YAŞ öncesi, medyadan “Uludere istifaları” olarak sunulan 3 havacı komutanın istifalarının ne manaya geldiğini Milli Savunma Bakanlığı eski Genel Sekreteri emekli Kurmay Albay Ümit Yalım’a sordum. Yalım, “olan Türk Silahlı Kuvvetlerine oluyor. Şu an gemiyi terk etmemeleri lazımdı” dedi. Genelkurmay Başkanlığı karargahında sınır ötesi faaliyetlerle ilgili de çalışan bu konuda direkt bilgisi olan Yalım’ın tartışmalar çerçevesinde söylediklerine dikkat;
“Sınır ötesi harekata izin veren tezkere, harekatın hudut, şümul, miktar ve zamanını belirleme görev ve yetkisini hükümete vermiştir. Yani sınır ötesine yapılacak hava harekatının kaç sorti olacağını ve ne zaman yapılacağını, Genelkurmay Başkanlığı’nın teklifi üzerine, hükümet belirlemektedir. NATO Angajman kurallarına göre, barış zamanında, sıcak takip yetkisi ile sınır ötesindeki kara, deniz ve hava hedeflerinin vurulması yetkisi hükümet başkanına aittir. Başkanlık sistemi ile yönetilen NATO üyesi ülkelerde vur emrini Başkan, parlamenter sistemle yönetilen ülkelerde ise vur emrini Başbakan verir. NATO üyesi ülkelerin Milli Angajman kuralları, NATO Angajman kuralları ile uyumlu olmak zorundadır. Türkiye de NATO üyesi bir ülkedir. Başbakan Erdoğan’ın ‘vur emri’ olmadan, Hava Kuvvetleri uçaklarının hedefi bombalaması mümkün değildir. Şu anda AKP Milletvekili olan emekli Hava Pilot Tümgeneral Şirin Ünal da bu konuyu çok iyi bilmektedir. Şirin Ünal, Genelkurmay Başkanlığı’nda görev yaptığı dönemde, Başbakan Erdoğan’dan aldığı emirleri Hava Kuvvetlerine iletmekten sorumlu karargah subayı idi.”

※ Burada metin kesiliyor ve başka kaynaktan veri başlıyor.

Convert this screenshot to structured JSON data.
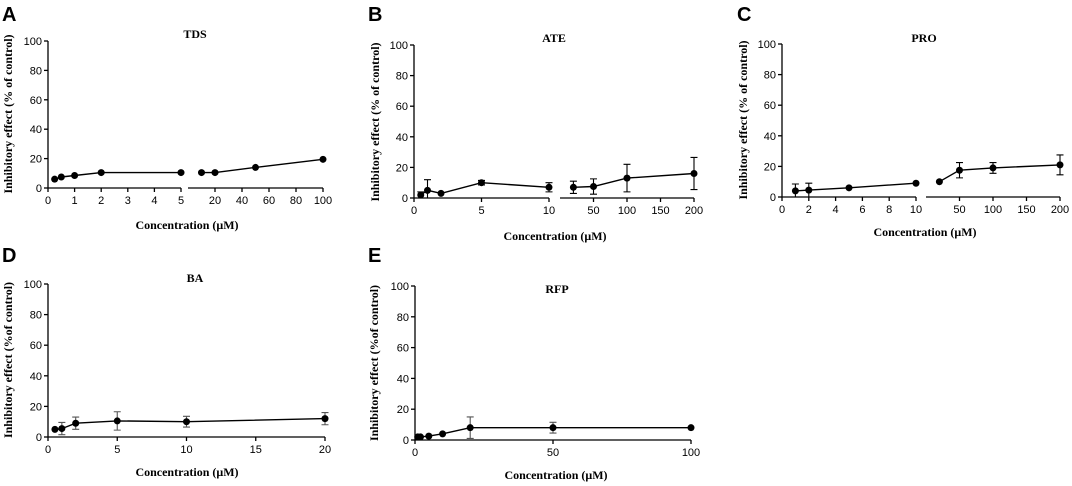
{
  "figure": {
    "panels": [
      "A",
      "B",
      "C",
      "D",
      "E"
    ]
  },
  "chart_data": [
    {
      "panel": "A",
      "type": "line",
      "title": "TDS",
      "xlabel": "Concentration (μM)",
      "ylabel": "Inhibitory effect (% of control)",
      "ylim": [
        0,
        100
      ],
      "yticks": [
        0,
        20,
        40,
        60,
        80,
        100
      ],
      "broken_x_axis": true,
      "x_segments": [
        {
          "range": [
            0,
            5
          ],
          "ticks": [
            0,
            1,
            2,
            3,
            4,
            5
          ]
        },
        {
          "range": [
            0,
            100
          ],
          "ticks": [
            20,
            40,
            60,
            80,
            100
          ]
        }
      ],
      "series": [
        {
          "name": "TDS",
          "points": [
            {
              "seg": 0,
              "x": 0.25,
              "y": 6,
              "err": 0
            },
            {
              "seg": 0,
              "x": 0.5,
              "y": 7.5,
              "err": 0
            },
            {
              "seg": 0,
              "x": 1,
              "y": 8.5,
              "err": 0
            },
            {
              "seg": 0,
              "x": 2,
              "y": 10.5,
              "err": 0
            },
            {
              "seg": 0,
              "x": 5,
              "y": 10.5,
              "err": 0
            },
            {
              "seg": 1,
              "x": 10,
              "y": 10.5,
              "err": 0
            },
            {
              "seg": 1,
              "x": 20,
              "y": 10.5,
              "err": 0
            },
            {
              "seg": 1,
              "x": 50,
              "y": 14,
              "err": 0
            },
            {
              "seg": 1,
              "x": 100,
              "y": 19.5,
              "err": 0
            }
          ]
        }
      ]
    },
    {
      "panel": "B",
      "type": "line",
      "title": "ATE",
      "xlabel": "Concentration (μM)",
      "ylabel": "Inhibitory effect (% of control)",
      "ylim": [
        0,
        100
      ],
      "yticks": [
        0,
        20,
        40,
        60,
        80,
        100
      ],
      "broken_x_axis": true,
      "x_segments": [
        {
          "range": [
            0,
            10
          ],
          "ticks": [
            0,
            5,
            10
          ]
        },
        {
          "range": [
            0,
            200
          ],
          "ticks": [
            50,
            100,
            150,
            200
          ]
        }
      ],
      "series": [
        {
          "name": "ATE",
          "points": [
            {
              "seg": 0,
              "x": 0.5,
              "y": 2,
              "err": 2
            },
            {
              "seg": 0,
              "x": 1,
              "y": 5,
              "err": 7
            },
            {
              "seg": 0,
              "x": 2,
              "y": 3,
              "err": 0
            },
            {
              "seg": 0,
              "x": 5,
              "y": 10,
              "err": 1.5
            },
            {
              "seg": 0,
              "x": 10,
              "y": 7,
              "err": 3
            },
            {
              "seg": 1,
              "x": 20,
              "y": 7,
              "err": 4
            },
            {
              "seg": 1,
              "x": 50,
              "y": 7.5,
              "err": 5
            },
            {
              "seg": 1,
              "x": 100,
              "y": 13,
              "err": 9
            },
            {
              "seg": 1,
              "x": 200,
              "y": 16,
              "err": 10.5
            }
          ]
        }
      ]
    },
    {
      "panel": "C",
      "type": "line",
      "title": "PRO",
      "xlabel": "Concentration (μM)",
      "ylabel": "Inhibitory effect (% of control)",
      "ylim": [
        0,
        100
      ],
      "yticks": [
        0,
        20,
        40,
        60,
        80,
        100
      ],
      "broken_x_axis": true,
      "x_segments": [
        {
          "range": [
            0,
            10
          ],
          "ticks": [
            0,
            2,
            4,
            6,
            8,
            10
          ]
        },
        {
          "range": [
            0,
            200
          ],
          "ticks": [
            50,
            100,
            150,
            200
          ]
        }
      ],
      "series": [
        {
          "name": "PRO",
          "points": [
            {
              "seg": 0,
              "x": 1,
              "y": 4,
              "err": 4.5
            },
            {
              "seg": 0,
              "x": 2,
              "y": 4.5,
              "err": 4.5
            },
            {
              "seg": 0,
              "x": 5,
              "y": 6,
              "err": 0
            },
            {
              "seg": 0,
              "x": 10,
              "y": 9,
              "err": 0
            },
            {
              "seg": 1,
              "x": 20,
              "y": 10,
              "err": 0
            },
            {
              "seg": 1,
              "x": 50,
              "y": 17.5,
              "err": 5
            },
            {
              "seg": 1,
              "x": 100,
              "y": 19,
              "err": 3.5
            },
            {
              "seg": 1,
              "x": 200,
              "y": 21,
              "err": 6.5
            }
          ]
        }
      ]
    },
    {
      "panel": "D",
      "type": "line",
      "title": "BA",
      "xlabel": "Concentration (μM)",
      "ylabel": "Inhibitory effect (%of control)",
      "ylim": [
        0,
        100
      ],
      "yticks": [
        0,
        20,
        40,
        60,
        80,
        100
      ],
      "xlim": [
        0,
        20
      ],
      "xticks": [
        0,
        5,
        10,
        15,
        20
      ],
      "series": [
        {
          "name": "BA",
          "points": [
            {
              "x": 0.5,
              "y": 5,
              "err": 0
            },
            {
              "x": 1,
              "y": 5.5,
              "err": 4
            },
            {
              "x": 2,
              "y": 9,
              "err": 4
            },
            {
              "x": 5,
              "y": 10.5,
              "err": 6
            },
            {
              "x": 10,
              "y": 10,
              "err": 3.5
            },
            {
              "x": 20,
              "y": 12,
              "err": 4
            }
          ]
        }
      ]
    },
    {
      "panel": "E",
      "type": "line",
      "title": "RFP",
      "xlabel": "Concentration (μM)",
      "ylabel": "Inhibitory effect (%of control)",
      "ylim": [
        0,
        100
      ],
      "yticks": [
        0,
        20,
        40,
        60,
        80,
        100
      ],
      "xlim": [
        0,
        100
      ],
      "xticks": [
        0,
        50,
        100
      ],
      "series": [
        {
          "name": "RFP",
          "points": [
            {
              "x": 1,
              "y": 2,
              "err": 0
            },
            {
              "x": 2,
              "y": 2,
              "err": 0
            },
            {
              "x": 5,
              "y": 2.5,
              "err": 0
            },
            {
              "x": 10,
              "y": 4,
              "err": 0
            },
            {
              "x": 20,
              "y": 8,
              "err": 7
            },
            {
              "x": 50,
              "y": 8,
              "err": 3.5
            },
            {
              "x": 100,
              "y": 8,
              "err": 0
            }
          ]
        }
      ]
    }
  ]
}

Ümit Yalım’ın dikkat çektiği diğer önemli
nokta;
“Uludere olayını soruşturan Diyarbakır Cumhuriyet Başsavcılığı, görevsizlik kararı vererek dosyayı Genelkurmay Askeri Savcılığı’na gönderdi. Peki, Diyarbakır Ağır Ceza Mahkemesi, Albay Temizöz davası için neden görevsizlik kararı vermedi? Temizöz’ün dosyasını, kanunen görevli ve yetkili olan Diyarbakır 7’nci Kolordu Askeri Mahkemesi’ne neden göndermedi? Bu örneklere bakınca, Uludere soruşturmasının Başbakan’a uzandığı anlaşılmaktadır. İşine gelince sivil mahkeme, işine gelmeyince askeri mahkeme. Bu nasıl hukuk?”
Yalım’ın şu sözlerine hak vermemek
mümkün mü?
“Tayyip Erdoğan’ın ve AKP Hükümetleri’nin bombalama konusunda sicilleri oldukça kabarık. 20 Mart 2003 tarihinde çıkarılan tezkere ile Amerikan ve İngiliz uçakları Türk hava sahasını kullanarak Irak’ı bombaladı. Tezkere ulusal ve uluslararası hukuka göre gayrimeşru. Tezkere yüzünden, Irak ordusunda zorunlu askerliğini yapan 6 bin Türk ve Müslüman soydaşımız da atılan bombalar ile hayatını kaybetti. Erdoğan ve AKP Hükümeti, kendi Müslüman soydaşlarını bombalatan, eli kanlı hükümet olarak tarihin kara sayfalarındaki yerini aldı. Tayyip Erdoğan’ın 2003’te yaptığı ile Esad’ın iki yıldır Suriye’de yaptıkları arasında ne fark var? Eylül 2007’de, İsrail savaş uçakları, Türk hava sahasını kullanarak Suriye’yi bombaladı. İsrailli pilotlar dalga geçer gibi yakıt tanklarını da topraklarımıza attılar. İsrail savaş uçaklarına önleme yapılmadı ve AKP Hükümeti bu konuda İsrail’e bir tek nota bile vermedi. Bu ne anlama geliyor? Acaba Tayyip Erdoğan ve AKP Hükümeti, İsrail uçaklarına, Türk hava sahasını kullanması için izin mi verdi?”